Chapter 4 Tidy Data via tidyr
In Subsection 2.2.1 we introduced the concept of a data frame: a rectangular spreadsheet-like representation of data in R where the rows correspond to observations and the columns correspond to variables describing each observation. In Section 2.4, we started explorations of our first data frame
flights included in the
nycflights13 package. In Chapter 3 we made graphics using data contained in
flights and other data frames.
In this chapter, we extend some of these ideas by discussing a type of data formatting called “tidy” data. You will see that having data stored in “tidy” format is about more than what the colloquial definition of the term “tidy” might suggest of having your data “neatly organized” in a spreadsheet. Instead, we define the term “tidy” in a more rigorous fashion, outlining a set of rules by which data can be stored and the implications of these rules on analyses.
Although knowledge of this type of data formatting was not necessary in our treatment of data visualization in Chapter 3 since all the data was already in tidy format, we’ll see going forward that having tidy data will allow you to more easily create data visualizations in a wide range of settings. Furthermore, it will also help you with data wrangling in Chapter 5 and in all subsequent chapters in this book when we cover regression and discuss statistical inference.
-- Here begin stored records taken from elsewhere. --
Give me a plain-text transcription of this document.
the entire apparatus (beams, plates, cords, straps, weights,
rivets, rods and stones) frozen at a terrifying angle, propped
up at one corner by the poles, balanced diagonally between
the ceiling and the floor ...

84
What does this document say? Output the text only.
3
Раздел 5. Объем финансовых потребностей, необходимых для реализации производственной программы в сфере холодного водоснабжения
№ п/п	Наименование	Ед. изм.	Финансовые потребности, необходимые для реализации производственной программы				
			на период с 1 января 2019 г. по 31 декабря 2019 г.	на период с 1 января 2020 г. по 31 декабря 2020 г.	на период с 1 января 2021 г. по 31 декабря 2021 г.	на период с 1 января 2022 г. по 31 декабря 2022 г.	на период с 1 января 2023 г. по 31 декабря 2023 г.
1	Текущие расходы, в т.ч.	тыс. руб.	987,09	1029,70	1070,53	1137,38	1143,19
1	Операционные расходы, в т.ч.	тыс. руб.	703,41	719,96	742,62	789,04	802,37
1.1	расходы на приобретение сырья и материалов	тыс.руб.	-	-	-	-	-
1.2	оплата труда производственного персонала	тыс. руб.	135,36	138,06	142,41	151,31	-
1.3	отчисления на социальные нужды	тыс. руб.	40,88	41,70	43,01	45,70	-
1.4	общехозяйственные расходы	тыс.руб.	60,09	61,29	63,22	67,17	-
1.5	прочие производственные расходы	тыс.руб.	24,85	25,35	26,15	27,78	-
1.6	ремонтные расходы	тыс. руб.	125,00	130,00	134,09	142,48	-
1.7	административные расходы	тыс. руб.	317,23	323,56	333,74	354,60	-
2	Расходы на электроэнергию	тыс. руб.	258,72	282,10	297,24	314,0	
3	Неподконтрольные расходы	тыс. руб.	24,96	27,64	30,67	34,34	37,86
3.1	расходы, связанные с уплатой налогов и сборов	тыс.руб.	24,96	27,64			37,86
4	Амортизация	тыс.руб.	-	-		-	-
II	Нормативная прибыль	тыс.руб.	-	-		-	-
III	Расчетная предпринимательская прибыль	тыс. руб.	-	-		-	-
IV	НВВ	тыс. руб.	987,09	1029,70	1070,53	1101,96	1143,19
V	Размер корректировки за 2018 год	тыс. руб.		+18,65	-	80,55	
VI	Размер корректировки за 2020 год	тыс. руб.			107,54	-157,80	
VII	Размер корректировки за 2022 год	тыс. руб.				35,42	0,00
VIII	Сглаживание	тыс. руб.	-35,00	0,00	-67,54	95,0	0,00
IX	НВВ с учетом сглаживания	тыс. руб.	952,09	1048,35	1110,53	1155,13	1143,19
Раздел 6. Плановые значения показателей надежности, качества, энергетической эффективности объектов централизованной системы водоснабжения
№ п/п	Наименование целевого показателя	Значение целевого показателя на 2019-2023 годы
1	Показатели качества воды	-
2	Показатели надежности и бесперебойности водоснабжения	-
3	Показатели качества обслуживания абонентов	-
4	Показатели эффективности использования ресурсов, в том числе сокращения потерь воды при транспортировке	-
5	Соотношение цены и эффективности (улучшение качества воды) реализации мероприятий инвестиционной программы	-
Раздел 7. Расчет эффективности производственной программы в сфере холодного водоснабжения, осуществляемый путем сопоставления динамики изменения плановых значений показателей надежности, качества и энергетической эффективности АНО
Let’s load all the packages needed for this chapter (this assumes you’ve already installed them). If needed, read Section 2.3 for information on how to install and load R packages.
library(dplyr) library(ggplot2) library(nycflights13) library(tidyr) library(readr)
Our approach to introducing the concept of “tidy” data is aligned with the approach taken in Alison Hill’s DataCamp course “Working with Data in the Tidyverse,” a course where students learn to work with data using tools from the tidyverse in R. If you’re interested in complementing your learning below in an interactive online environment, click on the image below to access the course. The relevant chapter is Chapter 3 “Tidy your data.”
4.1 What is tidy data?
You have surely heard the word “tidy” in your life:
- “Tidy up your room!”
- “Please write your homework in a tidy way so that it is easier to grade and to provide feedback.”
- Marie Kondo’s best-selling book The Life-Changing Magic of Tidying Up: The Japanese Art of Decluttering and Organizing
- “I am not by any stretch of the imagination a tidy person, and the piles of unread books on the coffee table and by my bed have a plaintive, pleading quality to me - ‘Read me, please!’” - Linda Grant
What does it mean for your data to be “tidy”? Beyond just being organized, in the context of this book having “tidy” data means that your data follows a standardized format. This makes it easier for you and others to visualize your data, to wrangle/transform your data, and to model your data. We will follow Hadley Wickham’s definition of tidy data here (Wickham 2014):
A dataset is a collection of values, usually either numbers (if quantitative) or strings AKA text data (if qualitative). Values are organised in two ways. Every value belongs to a variable and an observation. A variable contains all values that measure the same underlying attribute (like height, temperature, duration) across units. An observation contains all values measured on the same unit (like a person, or a day, or a city) across attributes.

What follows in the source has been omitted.